PriSyn project makes medical data securely usable

Health data such as blood counts, genetic information or MRI findings of study participants play a crucial role in the development of modern drugs and treatment methods. At the same time, however, this data is also highly sensitive. They therefore enjoy special protection and their use and disclosure must be strictly limited and controlled. The new project PriSyn (representative synthetic health data with strong privacy guarantees) develops an innovative method that enables the use of significantly more medical data than before - and at the same time guarantees data protection and the privacy of the study participants. The CISPA Helmholtz Center for Information Security, the German Center for Neurodegenerative Diseases (DZNE), the Saarbrücken-based startup QuantPi and the IT technology company Hewlett Packard Enterprise (HPE) are collaborating on the project. The BMBF is funding the three-year project with 2.2 million euros.

Researchers can already combine biomedical data from different fields and analyze these complex data sets using machine learning methods. However, in practice, it is currently still immensely difficult to combine health data from different sources - for example, different clinics, and in some cases even from different countries - while guaranteeing its protection.

There are already ways of anonymizing the data before it is passed on. With the help of mechanisms known as differential privacy, strong guarantees can be made about privacy protection in this regard. "This means that algorithms and analyses are deliberately noisy so that the resulting fuzziness means it is no longer possible to draw conclusions about patient data," explains CISPA researcher Prof Dr Mario Fritz. "It is important that the data processing still retains its scientific and medical utility despite this noise." When it comes to data analysis, however, the use of such privacy-protecting mechanisms still creates greater challenges: "Special algorithms must be used for this purpose, and a kind of accounting must be performed of every access to the data. This is difficult to incorporate into researchers' existing workflows," says Fritz.

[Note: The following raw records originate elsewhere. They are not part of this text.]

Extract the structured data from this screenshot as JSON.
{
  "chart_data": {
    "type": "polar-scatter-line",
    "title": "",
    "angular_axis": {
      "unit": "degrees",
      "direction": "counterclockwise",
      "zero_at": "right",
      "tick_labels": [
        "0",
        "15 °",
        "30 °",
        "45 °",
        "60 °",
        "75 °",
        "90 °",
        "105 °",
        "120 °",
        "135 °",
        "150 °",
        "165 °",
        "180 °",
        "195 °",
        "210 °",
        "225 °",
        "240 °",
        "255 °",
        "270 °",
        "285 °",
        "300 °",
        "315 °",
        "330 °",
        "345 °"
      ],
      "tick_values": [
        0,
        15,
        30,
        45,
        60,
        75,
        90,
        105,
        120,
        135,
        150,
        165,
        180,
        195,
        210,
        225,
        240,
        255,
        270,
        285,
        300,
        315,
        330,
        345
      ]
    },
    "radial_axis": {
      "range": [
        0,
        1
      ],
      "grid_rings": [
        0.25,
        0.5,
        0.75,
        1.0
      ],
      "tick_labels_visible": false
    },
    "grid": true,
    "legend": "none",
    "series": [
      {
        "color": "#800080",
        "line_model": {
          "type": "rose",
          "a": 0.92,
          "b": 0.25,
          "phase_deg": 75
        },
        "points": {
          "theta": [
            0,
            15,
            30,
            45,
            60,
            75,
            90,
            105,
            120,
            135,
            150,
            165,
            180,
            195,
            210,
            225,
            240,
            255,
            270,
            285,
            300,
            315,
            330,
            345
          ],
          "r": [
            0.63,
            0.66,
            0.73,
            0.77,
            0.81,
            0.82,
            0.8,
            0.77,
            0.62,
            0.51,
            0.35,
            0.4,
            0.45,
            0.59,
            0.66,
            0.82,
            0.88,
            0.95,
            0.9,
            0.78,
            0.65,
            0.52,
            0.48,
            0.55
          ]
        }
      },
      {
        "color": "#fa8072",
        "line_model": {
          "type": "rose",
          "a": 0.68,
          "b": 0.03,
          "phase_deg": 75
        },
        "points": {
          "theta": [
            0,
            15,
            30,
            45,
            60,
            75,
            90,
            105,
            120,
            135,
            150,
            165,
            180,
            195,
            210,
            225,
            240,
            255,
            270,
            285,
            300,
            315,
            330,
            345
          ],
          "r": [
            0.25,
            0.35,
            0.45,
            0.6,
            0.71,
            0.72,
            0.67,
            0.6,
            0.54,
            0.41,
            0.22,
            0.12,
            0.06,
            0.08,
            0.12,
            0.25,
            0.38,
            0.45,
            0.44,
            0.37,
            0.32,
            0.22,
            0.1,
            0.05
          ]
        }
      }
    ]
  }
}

The solution to these problems could be synthetic data with strong privacy guarantees (differential privacy). They can be produced using generative machine learning models. "AI trained under differential privacy thus creates artificial data that reflects the statistical properties of real data sets. At the same time, we can provide guarantees that there will be no privacy risks for patients even when sharing or accessing this data on multiple occasions," Fritz explains. He is coordinating the project and is pushing forward with research on trustworthy generative models. CISPA faculty Dr. Yang Zhang will thoroughly vet the models' security against privacy leakage.

But security and trustworthiness of models are only half of the equation. To arrive at working models in the first place, researchers need lots of data. This is used to train the models for their tasks. Creating suitable data sets for the biomedical use case under investigation in each case is what the DZNE does. "We want to use DZNE study cohorts on a trial basis to develop clinical assistance systems for neurodegenerative diseases and compare their performance with systems trained with synthetic data. Of course, thanks to the synthetic data, the patient data will never be published or shared in the process," says Dr. Matthias Becker, who is working on the project with Dr. Maren Büttner at DZNE.

Making the quality of the synthetic data measurable for the respective use case is the task of the Saarbrücken-based startup QuantPi. Co-founder and head of research Dr. Antoine Gautier says, "Research is still being done on how to assess the quality of synthetic data and their generators. However, such testing is closely related to assessing risks to the trustworthiness of AI-based systems - a core function of the QuantPi platform. Therefore, QuantPi will identify appropriate measures and benchmark experiments that can accurately analyze and also control the necessary trade-off between privacy protection and utility. In addition, metrics should reflect trustworthiness risks in terms of potential data quality issues, bias, and discrimination in the synthetic data. The high-dimensional biological data and the black-box generative process pose additional challenges in evaluating the utility of the synthetic data."

Still, the very best research is of no use if it cannot be applied in the real world. To ensure that, too, IT giant Hewlett Packard Enterprise (HPE) will focus on ensuring that the models flow into hardware that can be used efficiently and is easy for users to understand. “To drive broad adoption by physicians, the local software and hardware must meet three key criteria: efficiency of implementation, ease of use, and end-to-end security. Another key priority is platform independence to enable a truly open ecosystem of sovereign data owners”, says Hartmut Schultze, Lead Architect, HPE.

Mario Fritz is convinced that there is a lot of interest in the use of generative models in biomedicine. “With this project, we want to improve the use of the existing potential of health data."